Plaudits for the Poppers

Frank and Deborah Popper are the mom-and-pop Darth Vaders of the Great Plains. The scholars from New Jersey coined “Buffalo Commons” to describe the turn they want the depopulated region to take.

Harsh feelings against the Rutgers University-based pair will not be softened by the American Geographical Society, which recently awarded them the first Paul P. Vouras Medal for regional geography. The citation reads:

“The Great Plains deplores artificial boundaries, having determined its own. In recent centuries, settlers and governments from long-subdued lands have laid down their puny state and national borders upon this dynamic landscape …

“With the eyes of mature scholarship … the scholars we honor now looked at the Great Plains and saw a land gripped ever more tightly and desperately by inhabitants who did not understand it. These two scholars have increasingly and devotedly worked both to free the Great Plains to be its own complex, muscular self – the region it had become over thousands of years of environmental trial and error; and to enable its human inhabitants to ameliorate their patterns of mistaken occupancy.”

Visitors and other news

Chuck and Joann Howe of Boulder stopped by on their way home from Grand Junction. Chuck is an economist at the University of Colorado.

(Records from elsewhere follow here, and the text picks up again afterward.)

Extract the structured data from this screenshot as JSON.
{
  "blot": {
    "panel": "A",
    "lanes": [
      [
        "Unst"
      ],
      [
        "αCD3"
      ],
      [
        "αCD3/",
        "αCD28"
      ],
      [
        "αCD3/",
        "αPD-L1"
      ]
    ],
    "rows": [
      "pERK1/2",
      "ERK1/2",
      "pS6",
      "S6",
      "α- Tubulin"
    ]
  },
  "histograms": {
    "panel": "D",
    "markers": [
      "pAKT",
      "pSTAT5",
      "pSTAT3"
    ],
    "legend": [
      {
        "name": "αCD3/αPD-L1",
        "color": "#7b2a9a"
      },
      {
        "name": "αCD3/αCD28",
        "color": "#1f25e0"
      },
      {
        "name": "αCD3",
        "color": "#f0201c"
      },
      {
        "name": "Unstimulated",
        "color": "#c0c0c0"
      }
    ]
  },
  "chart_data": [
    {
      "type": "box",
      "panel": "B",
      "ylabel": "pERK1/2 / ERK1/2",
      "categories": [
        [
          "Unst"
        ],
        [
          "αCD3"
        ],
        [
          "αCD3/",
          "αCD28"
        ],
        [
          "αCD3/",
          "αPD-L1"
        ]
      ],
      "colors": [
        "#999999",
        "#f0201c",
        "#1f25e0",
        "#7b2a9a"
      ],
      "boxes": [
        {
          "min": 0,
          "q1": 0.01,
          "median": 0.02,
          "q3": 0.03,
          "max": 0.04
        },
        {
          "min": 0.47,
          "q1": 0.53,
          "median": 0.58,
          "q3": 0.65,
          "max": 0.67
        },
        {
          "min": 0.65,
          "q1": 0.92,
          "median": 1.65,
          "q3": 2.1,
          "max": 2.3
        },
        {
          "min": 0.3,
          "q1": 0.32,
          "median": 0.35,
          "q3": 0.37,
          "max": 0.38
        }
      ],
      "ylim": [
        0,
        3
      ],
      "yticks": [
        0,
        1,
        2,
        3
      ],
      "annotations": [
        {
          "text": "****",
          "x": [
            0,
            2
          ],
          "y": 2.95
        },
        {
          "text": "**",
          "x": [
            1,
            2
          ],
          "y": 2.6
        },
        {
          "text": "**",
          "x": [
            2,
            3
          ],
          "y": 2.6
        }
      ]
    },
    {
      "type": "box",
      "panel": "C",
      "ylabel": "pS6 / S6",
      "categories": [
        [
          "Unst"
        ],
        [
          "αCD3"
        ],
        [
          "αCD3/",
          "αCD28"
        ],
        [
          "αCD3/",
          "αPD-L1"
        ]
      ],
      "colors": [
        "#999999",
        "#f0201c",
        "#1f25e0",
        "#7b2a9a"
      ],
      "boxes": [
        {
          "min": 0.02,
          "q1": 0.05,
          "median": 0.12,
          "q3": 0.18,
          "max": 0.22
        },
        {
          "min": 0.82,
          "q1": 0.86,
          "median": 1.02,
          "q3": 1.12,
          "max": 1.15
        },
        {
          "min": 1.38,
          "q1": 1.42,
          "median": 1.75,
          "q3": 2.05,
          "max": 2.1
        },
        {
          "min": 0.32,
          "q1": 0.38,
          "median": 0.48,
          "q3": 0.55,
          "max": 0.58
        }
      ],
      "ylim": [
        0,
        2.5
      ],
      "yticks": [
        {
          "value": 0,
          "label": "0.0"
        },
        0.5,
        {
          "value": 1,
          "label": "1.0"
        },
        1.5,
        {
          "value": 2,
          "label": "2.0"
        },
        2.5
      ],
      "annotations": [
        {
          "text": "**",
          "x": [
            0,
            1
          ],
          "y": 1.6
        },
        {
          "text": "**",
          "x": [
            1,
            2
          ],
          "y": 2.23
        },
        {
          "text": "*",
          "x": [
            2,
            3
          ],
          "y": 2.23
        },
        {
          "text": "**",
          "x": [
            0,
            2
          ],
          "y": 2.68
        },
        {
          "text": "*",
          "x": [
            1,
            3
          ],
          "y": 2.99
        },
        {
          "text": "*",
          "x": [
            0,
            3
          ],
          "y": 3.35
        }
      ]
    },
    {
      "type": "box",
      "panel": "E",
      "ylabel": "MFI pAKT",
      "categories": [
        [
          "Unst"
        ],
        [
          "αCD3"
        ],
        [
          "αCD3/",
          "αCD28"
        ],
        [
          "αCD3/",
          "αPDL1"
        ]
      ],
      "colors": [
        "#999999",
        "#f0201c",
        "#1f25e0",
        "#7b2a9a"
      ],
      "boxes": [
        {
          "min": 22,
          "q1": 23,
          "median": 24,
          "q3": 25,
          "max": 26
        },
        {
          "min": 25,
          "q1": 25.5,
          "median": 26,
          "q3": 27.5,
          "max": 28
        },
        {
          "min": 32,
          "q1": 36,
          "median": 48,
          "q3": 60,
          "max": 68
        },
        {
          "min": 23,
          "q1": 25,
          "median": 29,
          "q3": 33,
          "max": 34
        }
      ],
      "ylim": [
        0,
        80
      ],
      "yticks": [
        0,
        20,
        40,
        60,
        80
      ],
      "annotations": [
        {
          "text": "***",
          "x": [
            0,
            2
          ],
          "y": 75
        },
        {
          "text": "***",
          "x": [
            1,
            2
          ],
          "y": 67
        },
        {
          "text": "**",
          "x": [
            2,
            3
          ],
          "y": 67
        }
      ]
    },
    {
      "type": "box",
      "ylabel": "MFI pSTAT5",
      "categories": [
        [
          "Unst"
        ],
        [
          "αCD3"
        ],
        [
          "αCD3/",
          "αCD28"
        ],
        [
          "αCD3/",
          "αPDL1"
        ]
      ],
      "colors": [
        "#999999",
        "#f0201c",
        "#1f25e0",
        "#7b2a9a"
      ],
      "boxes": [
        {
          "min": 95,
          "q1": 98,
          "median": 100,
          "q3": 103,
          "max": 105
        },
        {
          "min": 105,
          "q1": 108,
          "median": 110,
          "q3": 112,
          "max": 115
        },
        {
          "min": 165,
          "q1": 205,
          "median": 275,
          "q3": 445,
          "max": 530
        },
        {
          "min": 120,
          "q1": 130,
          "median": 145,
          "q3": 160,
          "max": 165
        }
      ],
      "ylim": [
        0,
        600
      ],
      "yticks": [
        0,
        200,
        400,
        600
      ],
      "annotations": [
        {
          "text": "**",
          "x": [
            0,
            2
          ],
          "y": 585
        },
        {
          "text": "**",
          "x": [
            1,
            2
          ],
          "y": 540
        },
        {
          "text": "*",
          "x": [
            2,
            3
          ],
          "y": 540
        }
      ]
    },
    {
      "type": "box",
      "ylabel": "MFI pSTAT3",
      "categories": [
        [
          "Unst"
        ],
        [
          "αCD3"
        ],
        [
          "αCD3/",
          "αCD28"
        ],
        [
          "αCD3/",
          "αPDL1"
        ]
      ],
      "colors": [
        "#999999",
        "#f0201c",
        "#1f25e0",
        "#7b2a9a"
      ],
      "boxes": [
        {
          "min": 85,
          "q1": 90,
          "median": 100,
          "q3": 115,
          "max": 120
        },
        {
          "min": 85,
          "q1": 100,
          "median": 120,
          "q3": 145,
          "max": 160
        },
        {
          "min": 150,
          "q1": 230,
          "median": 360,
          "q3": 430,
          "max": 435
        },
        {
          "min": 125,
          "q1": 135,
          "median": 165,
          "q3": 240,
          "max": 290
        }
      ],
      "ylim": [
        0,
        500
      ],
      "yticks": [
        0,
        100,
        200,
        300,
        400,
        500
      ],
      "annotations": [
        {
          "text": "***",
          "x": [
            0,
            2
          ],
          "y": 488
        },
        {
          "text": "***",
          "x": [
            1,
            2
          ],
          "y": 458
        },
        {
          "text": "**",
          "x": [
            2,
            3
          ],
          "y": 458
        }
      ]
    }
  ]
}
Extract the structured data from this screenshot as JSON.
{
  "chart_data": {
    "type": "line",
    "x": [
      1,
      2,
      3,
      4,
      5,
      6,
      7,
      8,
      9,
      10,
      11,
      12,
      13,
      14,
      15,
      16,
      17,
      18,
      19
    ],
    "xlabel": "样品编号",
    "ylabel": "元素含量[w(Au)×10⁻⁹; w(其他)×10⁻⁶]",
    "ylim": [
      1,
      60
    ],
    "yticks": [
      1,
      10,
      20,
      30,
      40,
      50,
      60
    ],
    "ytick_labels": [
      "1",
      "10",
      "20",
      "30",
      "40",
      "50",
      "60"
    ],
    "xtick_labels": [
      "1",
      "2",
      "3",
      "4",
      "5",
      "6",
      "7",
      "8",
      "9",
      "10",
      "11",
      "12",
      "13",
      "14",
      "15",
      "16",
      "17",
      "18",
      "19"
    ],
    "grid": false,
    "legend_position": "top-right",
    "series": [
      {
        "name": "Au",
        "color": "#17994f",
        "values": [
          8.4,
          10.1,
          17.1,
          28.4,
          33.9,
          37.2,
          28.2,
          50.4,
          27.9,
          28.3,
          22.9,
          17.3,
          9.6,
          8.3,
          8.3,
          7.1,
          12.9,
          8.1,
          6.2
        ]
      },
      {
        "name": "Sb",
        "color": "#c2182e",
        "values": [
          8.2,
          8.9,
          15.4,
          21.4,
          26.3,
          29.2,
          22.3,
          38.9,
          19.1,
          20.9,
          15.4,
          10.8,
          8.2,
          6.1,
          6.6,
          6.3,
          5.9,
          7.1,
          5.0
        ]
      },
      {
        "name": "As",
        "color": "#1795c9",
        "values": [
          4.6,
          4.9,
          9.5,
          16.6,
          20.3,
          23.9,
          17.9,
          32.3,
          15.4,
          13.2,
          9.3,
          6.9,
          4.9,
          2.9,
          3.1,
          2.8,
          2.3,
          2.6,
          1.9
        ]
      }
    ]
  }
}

Subscriber Cal Elder of Woodland Park, Colo., tells us: “I decided against running for re-election as Teller County Commissioner, thereby creating my own term limit.” But he has a new cause: putting the 1,320-acre Catamount Ranch near Woodland Park into open space. Almost $900,000 has been gathered, with $200,000 left to go; for information on a Paul Annan wildlife print available to contributors, contact Cal Elder at 719/687-1431.

Dick Whelan of Denver and Chris Norris of Herndon, Va., brothers-in-law, stopped by, scouting Colorado’s Western Slope. Dick is semi-retired and Chris is a custom-home builder.

We assume reader Jerry Rapp of Rapp Guides and Packers would eventually have visited HCN. But since he was taking his own time about it, some staffers spent a day with him, touring his ranch south of Mancos, Colo., and adjacent BLM land, and seeing, thanks to his knowledge of the area, cougar scuffs and tracks, packrat middens, remnants of Anasazi pit houses, finely worked rock tools, and rock burns left by the Anasazi.

Thanks to reader Mykie Stanford of Alamosa, Colo., for sending the strange photo she thinks of as “composted scarecrow.” She drove by a pair of legs upside down in a pile of leaves in California’s Mendocino County and “had to turn around to see what I thought I saw.” Our photo by Dewey Vanderhoff of booted legs, jutting out of a haystack, jogged her photo file memory.

Heather Coons, who works for the Chevron Conservation Awards program, called to say the deadline for applying for awards to environmentalists has been extended to May 14. Applicants are wanted. Fifteen winners are chosen and each is honored with $2,000 and a reception at the Smithsonian Institution’s Museum of Natural History. Call 415/894-6083 for an application.

We heard from Ted Wolf, director of communications for Ecotrust, the foundation involved in restoring Willapa Bay (HCN, 3/17/97). He gently prodded us to correct his title. We’d elevated him to president and “Spencer (Beebe) hasn’t yet told me what he thinks of my ascension.”

To deft cartoonist Rob Pudim of Boulder, Colo., our warm thanks for his donation to this paper of his front-page illustration of folks working at consensus (HCN, 5/13/96). His wonderful Western characters are smiling but there’s also a hint of gritted teeth, signaling just how hard it is for people in the West to find common ground. The drawing has been reproduced in at least seven periodicals; anyone who would like to use it should give us a call.

* Ed and Betsy Marston for the staff

This article appeared in the print edition of the magazine with the headline Dear Friends.